Contract drafting & review
Master services agreements, vendor and client contracts, NDAs, and bespoke deals — drafted and reviewed in plain English.
Commercial lease drafting & negotiation
Commercial leases reviewed and negotiated so the small print doesn't bite you halfway through year three.
Real estate transactions
Purchase agreements, closings, and the paperwork behind buying or selling commercial property — handled from offer to deed.
General business counsel
An attorney on call for strategic advisement — the day-to-day decisions, partner conversations, and growth questions a business actually faces.
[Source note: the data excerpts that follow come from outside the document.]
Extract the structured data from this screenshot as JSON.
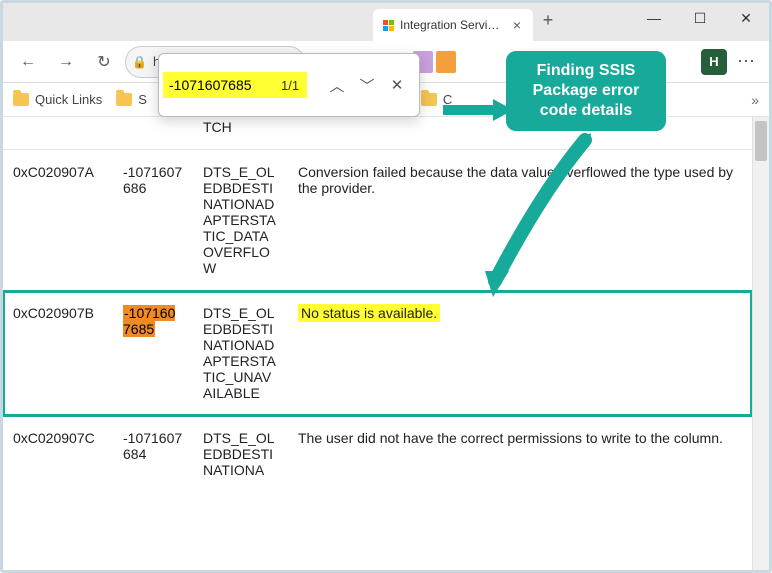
{
  "window": {
    "tab_title": "Integration Services",
    "profile_initial": "H"
  },
  "address": {
    "url": "https://docs...."
  },
  "bookmarks": {
    "item0": "Quick Links",
    "item1": "S",
    "item2": "C"
  },
  "find": {
    "query": "-1071607685",
    "count": "1/1"
  },
  "callout": {
    "text": "Finding SSIS Package error code details"
  },
  "color_chips": [
    "#c9a0dc",
    "#f4a03a",
    "#17a999"
  ],
  "table": {
    "rows": [
      {
        "hex": "",
        "dec": "",
        "name": "TCH",
        "desc": ""
      },
      {
        "hex": "0xC020907A",
        "dec": "-1071607686",
        "name": "DTS_E_OLEDBDESTINATIONADAPTERSTATIC_DATAOVERFLOW",
        "desc": "Conversion failed because the data value overflowed the type used by the provider."
      },
      {
        "hex": "0xC020907B",
        "dec": "-1071607685",
        "name": "DTS_E_OLEDBDESTINATIONADAPTERSTATIC_UNAVAILABLE",
        "desc": "No status is available.",
        "highlight": true
      },
      {
        "hex": "0xC020907C",
        "dec": "-1071607684",
        "name": "DTS_E_OLEDBDESTINATIONA",
        "desc": "The user did not have the correct permissions to write to the column."
      }
    ]
  }
}
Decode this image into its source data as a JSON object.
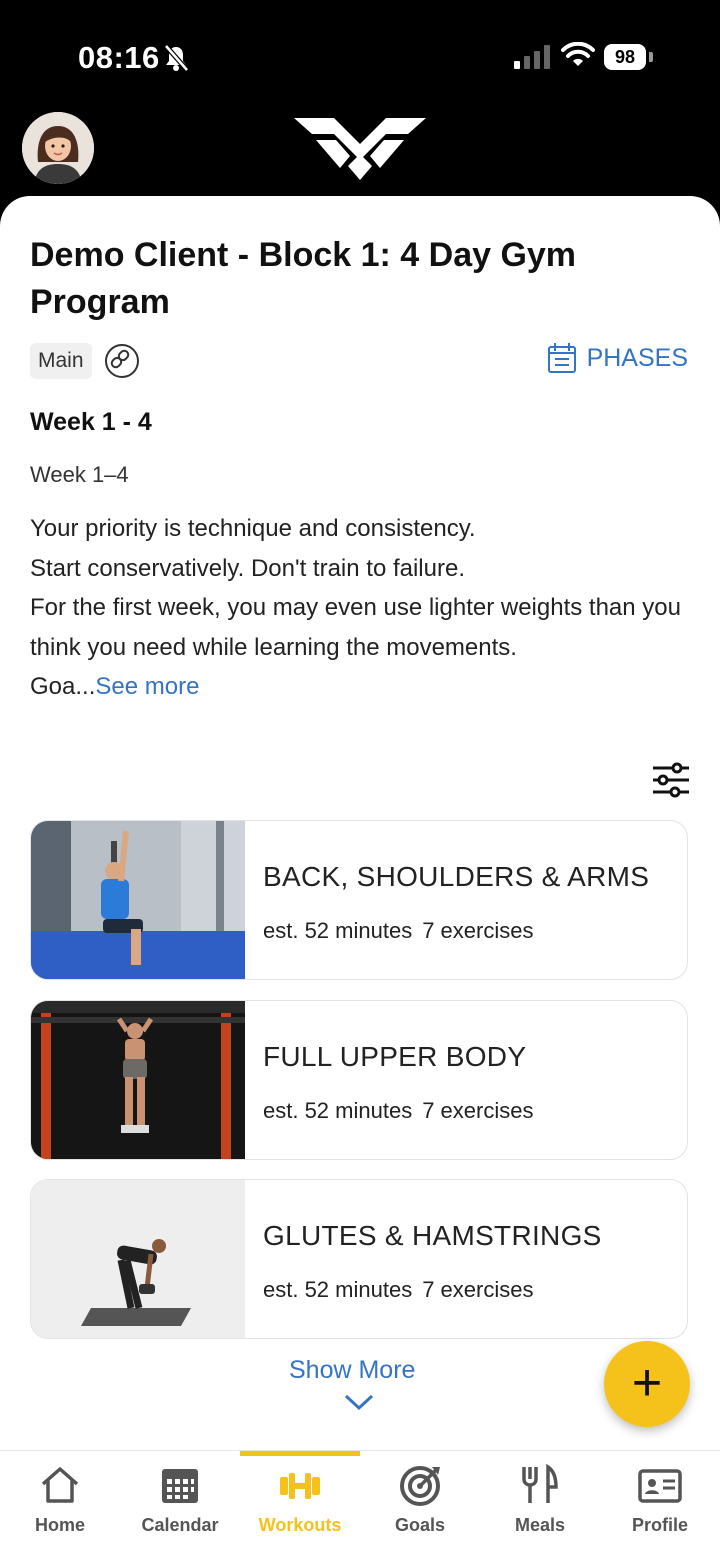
{
  "status_bar": {
    "time": "08:16",
    "battery": "98"
  },
  "program": {
    "title": "Demo Client - Block 1: 4 Day Gym Program",
    "tag": "Main",
    "phases_label": "PHASES",
    "week_heading": "Week 1 - 4",
    "week_sub": "Week 1–4",
    "description_lines": [
      "Your priority is technique and consistency.",
      "Start conservatively. Don't train to failure.",
      "For the first week, you may even use lighter weights than you think you need while learning the movements.",
      "Goa..."
    ],
    "see_more": "See more"
  },
  "workouts": [
    {
      "title": "BACK, SHOULDERS & ARMS",
      "duration": "est. 52 minutes",
      "exercises": "7 exercises"
    },
    {
      "title": "FULL UPPER BODY",
      "duration": "est. 52 minutes",
      "exercises": "7 exercises"
    },
    {
      "title": "GLUTES & HAMSTRINGS",
      "duration": "est. 52 minutes",
      "exercises": "7 exercises"
    }
  ],
  "show_more": "Show More",
  "fab_label": "+",
  "tabs": [
    {
      "label": "Home",
      "icon": "home-icon"
    },
    {
      "label": "Calendar",
      "icon": "calendar-icon"
    },
    {
      "label": "Workouts",
      "icon": "dumbbell-icon",
      "active": true
    },
    {
      "label": "Goals",
      "icon": "target-icon"
    },
    {
      "label": "Meals",
      "icon": "fork-knife-icon"
    },
    {
      "label": "Profile",
      "icon": "id-card-icon"
    }
  ],
  "colors": {
    "accent": "#f5c21b",
    "link": "#3474c5",
    "header_bg": "#000000"
  }
}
Owners Building Something Worth Protecting
- Single-owner LLCs, family businesses, and partner-run shops
- Professional service firms — medical, dental, consulting
- Startups and founders forming their first entity
- Established businesses navigating a change in ownership or growth
- Property owners and tenants negotiating commercial leases
Frequently Asked Questions
Should I form an LLC or an S-Corporation for my Pennsylvania small business?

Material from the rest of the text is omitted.